Séraphin a été abandonné « seul sur mars » et rencontre une étrange princesse qui lui parle par la pensée. S’ensuit une odyssée à la découverte des paysages de la planète rouge au fil des canaux en suspension. Le héros rencontrera différentes castes qui habitent la société martienne et les plans de conquête de l’astre par la puissance coloniale prussienne…

Si la lecture de séries album par album provoque plus ou moins de perte du fil, le redecoupage en épisodes accentue cela. Si les premières planches sur la planète rouge étaient un peu confuses, les deux derniers épisodes ramènent de l’action et des révélations qui vont comme depuis le début nous projeter vers la suite des aventures des chevaliers de l’Ether. Étonnant scénario d’Alice qui enchaîne ainsi ses cycles sans vraie rupture… jusqu’où?

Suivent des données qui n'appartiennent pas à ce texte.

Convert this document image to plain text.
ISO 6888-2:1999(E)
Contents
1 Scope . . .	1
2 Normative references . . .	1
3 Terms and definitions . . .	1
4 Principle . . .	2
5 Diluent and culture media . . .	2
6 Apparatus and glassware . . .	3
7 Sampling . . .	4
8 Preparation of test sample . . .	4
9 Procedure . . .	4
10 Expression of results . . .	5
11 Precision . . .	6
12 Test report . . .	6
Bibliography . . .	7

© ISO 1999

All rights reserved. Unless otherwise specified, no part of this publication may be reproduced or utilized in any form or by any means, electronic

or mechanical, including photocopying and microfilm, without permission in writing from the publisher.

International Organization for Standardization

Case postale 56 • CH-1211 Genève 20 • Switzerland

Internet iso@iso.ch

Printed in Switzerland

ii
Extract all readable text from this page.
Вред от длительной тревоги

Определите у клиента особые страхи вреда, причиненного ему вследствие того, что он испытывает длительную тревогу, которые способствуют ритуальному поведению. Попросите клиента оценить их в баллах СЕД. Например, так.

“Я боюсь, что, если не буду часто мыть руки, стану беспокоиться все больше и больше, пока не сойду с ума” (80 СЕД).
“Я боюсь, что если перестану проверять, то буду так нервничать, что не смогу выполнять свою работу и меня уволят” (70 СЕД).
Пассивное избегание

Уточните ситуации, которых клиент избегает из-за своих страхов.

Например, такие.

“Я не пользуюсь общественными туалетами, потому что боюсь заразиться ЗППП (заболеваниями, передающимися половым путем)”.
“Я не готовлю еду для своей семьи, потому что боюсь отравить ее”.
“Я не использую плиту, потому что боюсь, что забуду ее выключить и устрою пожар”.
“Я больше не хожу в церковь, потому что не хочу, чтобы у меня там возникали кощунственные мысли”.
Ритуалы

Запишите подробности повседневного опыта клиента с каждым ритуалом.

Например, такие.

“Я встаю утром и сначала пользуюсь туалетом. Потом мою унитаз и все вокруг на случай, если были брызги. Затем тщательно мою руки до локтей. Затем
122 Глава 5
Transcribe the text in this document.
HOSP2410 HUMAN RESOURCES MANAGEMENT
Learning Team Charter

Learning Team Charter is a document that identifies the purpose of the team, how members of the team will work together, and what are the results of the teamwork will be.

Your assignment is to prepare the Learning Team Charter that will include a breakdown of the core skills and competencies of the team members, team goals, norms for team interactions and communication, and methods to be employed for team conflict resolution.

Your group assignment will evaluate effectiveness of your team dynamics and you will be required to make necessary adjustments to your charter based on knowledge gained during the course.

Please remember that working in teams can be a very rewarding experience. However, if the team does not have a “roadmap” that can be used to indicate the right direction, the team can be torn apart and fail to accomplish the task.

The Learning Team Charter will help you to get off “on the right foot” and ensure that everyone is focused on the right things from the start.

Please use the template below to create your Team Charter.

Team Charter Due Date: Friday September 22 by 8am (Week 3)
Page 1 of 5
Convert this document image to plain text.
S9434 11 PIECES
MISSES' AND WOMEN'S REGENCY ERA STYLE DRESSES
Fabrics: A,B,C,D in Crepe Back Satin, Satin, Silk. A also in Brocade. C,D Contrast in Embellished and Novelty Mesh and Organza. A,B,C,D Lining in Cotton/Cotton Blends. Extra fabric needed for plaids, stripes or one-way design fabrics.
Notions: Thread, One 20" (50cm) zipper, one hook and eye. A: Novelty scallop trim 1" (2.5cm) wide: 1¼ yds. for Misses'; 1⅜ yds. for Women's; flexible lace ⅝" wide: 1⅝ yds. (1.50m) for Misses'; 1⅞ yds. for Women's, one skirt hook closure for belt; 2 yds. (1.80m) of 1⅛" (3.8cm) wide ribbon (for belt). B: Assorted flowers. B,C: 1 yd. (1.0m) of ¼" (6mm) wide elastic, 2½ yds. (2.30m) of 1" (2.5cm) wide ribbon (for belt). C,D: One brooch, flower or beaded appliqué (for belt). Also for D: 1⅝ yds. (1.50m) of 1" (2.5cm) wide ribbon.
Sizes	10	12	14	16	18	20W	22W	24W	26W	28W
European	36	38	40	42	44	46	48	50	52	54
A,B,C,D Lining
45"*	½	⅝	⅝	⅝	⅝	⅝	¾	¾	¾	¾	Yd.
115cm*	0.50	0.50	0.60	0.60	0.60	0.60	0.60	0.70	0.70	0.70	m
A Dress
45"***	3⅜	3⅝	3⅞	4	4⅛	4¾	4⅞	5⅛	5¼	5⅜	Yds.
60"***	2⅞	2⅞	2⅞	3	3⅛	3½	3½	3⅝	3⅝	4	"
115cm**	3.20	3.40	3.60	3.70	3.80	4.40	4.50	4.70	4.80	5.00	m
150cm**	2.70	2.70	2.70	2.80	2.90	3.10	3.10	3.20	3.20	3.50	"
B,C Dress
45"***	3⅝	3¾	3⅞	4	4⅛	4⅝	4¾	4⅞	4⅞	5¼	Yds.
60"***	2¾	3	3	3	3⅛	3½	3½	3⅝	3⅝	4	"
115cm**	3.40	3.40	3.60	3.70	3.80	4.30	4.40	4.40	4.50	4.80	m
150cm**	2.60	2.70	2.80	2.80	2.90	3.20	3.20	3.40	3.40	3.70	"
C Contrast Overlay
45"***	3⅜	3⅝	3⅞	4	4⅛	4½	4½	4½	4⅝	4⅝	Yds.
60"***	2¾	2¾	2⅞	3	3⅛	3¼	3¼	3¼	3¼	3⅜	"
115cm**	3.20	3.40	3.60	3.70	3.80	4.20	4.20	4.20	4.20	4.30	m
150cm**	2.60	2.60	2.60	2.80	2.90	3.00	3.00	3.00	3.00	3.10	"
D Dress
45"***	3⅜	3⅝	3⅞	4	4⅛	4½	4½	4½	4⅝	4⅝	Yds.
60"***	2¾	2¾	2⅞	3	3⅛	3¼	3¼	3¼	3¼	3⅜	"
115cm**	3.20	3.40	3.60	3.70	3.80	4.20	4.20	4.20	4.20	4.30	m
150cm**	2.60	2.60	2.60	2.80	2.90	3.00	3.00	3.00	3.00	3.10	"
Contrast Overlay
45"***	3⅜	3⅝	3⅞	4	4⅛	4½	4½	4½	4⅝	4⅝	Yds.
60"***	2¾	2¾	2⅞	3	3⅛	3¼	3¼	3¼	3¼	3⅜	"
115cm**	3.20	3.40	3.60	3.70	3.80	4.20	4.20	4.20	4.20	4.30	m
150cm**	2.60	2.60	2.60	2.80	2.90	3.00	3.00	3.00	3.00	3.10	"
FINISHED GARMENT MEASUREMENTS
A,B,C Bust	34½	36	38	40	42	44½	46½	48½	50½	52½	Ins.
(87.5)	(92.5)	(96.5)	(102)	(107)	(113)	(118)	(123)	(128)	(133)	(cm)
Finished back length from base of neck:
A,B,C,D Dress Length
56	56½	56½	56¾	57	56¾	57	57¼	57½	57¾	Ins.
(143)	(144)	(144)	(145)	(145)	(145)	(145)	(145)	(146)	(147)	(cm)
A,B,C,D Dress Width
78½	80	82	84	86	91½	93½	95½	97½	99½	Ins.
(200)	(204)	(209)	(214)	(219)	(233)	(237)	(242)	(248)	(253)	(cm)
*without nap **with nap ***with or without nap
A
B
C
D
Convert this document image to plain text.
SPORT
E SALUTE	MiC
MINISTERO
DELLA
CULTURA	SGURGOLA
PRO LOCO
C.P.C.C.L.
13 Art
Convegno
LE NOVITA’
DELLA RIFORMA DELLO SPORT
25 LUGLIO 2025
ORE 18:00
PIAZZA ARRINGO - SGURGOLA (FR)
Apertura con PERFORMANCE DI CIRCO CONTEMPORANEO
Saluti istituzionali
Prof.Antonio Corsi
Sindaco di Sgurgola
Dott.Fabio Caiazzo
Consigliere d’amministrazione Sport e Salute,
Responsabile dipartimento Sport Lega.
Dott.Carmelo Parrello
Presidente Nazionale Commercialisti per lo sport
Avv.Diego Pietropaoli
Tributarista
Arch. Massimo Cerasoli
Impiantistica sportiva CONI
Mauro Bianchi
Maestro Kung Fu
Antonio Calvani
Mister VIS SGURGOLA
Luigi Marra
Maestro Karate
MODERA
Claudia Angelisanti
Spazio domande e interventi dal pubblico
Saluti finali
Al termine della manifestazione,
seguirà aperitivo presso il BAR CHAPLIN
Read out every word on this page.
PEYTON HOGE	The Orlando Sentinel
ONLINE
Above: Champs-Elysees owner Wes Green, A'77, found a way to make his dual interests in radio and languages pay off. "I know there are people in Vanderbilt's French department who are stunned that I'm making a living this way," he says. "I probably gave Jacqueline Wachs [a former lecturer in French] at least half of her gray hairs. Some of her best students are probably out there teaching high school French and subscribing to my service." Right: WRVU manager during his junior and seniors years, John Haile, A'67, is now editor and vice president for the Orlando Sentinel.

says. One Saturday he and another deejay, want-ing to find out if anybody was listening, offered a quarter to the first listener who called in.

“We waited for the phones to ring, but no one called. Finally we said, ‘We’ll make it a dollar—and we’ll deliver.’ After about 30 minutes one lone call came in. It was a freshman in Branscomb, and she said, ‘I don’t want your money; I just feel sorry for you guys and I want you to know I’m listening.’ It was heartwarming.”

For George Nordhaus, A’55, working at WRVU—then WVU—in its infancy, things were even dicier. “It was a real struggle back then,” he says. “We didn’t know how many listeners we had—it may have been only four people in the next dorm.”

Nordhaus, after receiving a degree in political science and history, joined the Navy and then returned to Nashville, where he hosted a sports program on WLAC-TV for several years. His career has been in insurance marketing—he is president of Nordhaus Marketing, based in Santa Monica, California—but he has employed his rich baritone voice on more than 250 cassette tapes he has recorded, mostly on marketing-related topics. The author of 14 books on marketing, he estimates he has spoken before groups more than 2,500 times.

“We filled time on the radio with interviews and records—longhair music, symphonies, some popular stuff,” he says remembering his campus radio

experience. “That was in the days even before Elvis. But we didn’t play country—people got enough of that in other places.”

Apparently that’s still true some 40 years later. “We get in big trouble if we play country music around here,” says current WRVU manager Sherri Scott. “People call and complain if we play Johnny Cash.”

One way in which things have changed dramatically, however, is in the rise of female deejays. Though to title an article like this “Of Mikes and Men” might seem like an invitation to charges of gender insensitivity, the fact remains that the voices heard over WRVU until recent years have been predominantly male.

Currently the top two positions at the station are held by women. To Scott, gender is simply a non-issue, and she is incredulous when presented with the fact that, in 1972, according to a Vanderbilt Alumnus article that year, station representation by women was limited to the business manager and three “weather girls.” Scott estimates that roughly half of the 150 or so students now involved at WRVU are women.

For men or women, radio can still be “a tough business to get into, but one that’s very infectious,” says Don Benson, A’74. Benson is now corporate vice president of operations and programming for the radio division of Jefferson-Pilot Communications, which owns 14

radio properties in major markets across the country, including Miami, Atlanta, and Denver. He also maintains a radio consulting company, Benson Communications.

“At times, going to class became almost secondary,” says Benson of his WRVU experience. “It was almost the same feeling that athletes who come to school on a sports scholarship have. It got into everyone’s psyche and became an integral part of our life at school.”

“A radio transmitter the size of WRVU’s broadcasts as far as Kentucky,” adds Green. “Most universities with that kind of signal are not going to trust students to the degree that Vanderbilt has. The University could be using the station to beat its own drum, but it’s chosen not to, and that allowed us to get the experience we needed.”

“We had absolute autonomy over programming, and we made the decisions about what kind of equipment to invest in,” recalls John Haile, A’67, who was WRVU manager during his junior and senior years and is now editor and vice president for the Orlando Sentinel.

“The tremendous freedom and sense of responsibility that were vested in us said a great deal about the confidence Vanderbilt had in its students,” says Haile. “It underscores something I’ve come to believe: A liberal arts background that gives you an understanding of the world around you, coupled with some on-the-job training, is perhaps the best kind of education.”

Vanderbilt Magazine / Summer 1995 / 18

Outre les habituels rédactionnels qui continuent de nous détailler les implications terriennes de la conquête de l’Ether ces épisodes introduisent un vrai intérêt sur l’ethnologique des peuples de Mars en transposant le phénomène qui a accompagné la colonisation au XIX° siècle dans un contexte du système solaire. L’idée est excellente! C’est le principe même de la Science-Fiction et, allié à l’élégance des dessins grands formats d’Alice c’est à une véritable exploration exotique que nous assistons. Le principal reproche que l’on pourrait faire à la série est celle d’en garder trop sous le coude, d’hésiter à se lâcher en révélant l’entièreté de la société et des technologies martiennes. Le processus fonctionne puisque le mystère attise la curiosité, mais les articles de la prépublication jouent beaucoup pour enrichir le hors champ et il faudra faire attention à ne pas trop tirer sur la corde au risque de lasser les lecteurs à mesure que la série s’allongera. Disons que le côté épique est peut-être ce qui manque à la série, toute accaparée qu’elle est à exploiter le genre littéraire d’aventure de Jules Verne et de l’époque en générale, très descriptive et sensitive.

Pour l’instant nous n’en sommes pas là et certains liens avec le premier cycle sont introduits, de manière à maintenir une colonne vertébrale et l’auteur sait proposer néanmoins des révélations qui nous laissent coi, tout préparés que nous sommes à un univers naïf, manichéen, romantique du XIX° siècle. Le design général est toujours superbe, proposant de jolies scènes avec la princesse ou le retour du méchant Gudden et toujours ces phénomènes incroyables jouant de la physique que nous connaissons.

Le Château des étoiles  est une série que l’on aime retrouver, avec ses défauts et ses forces et toujours un petit cœur battant pour cet auteur qui sait nous faire retrouver une âme d’enfant.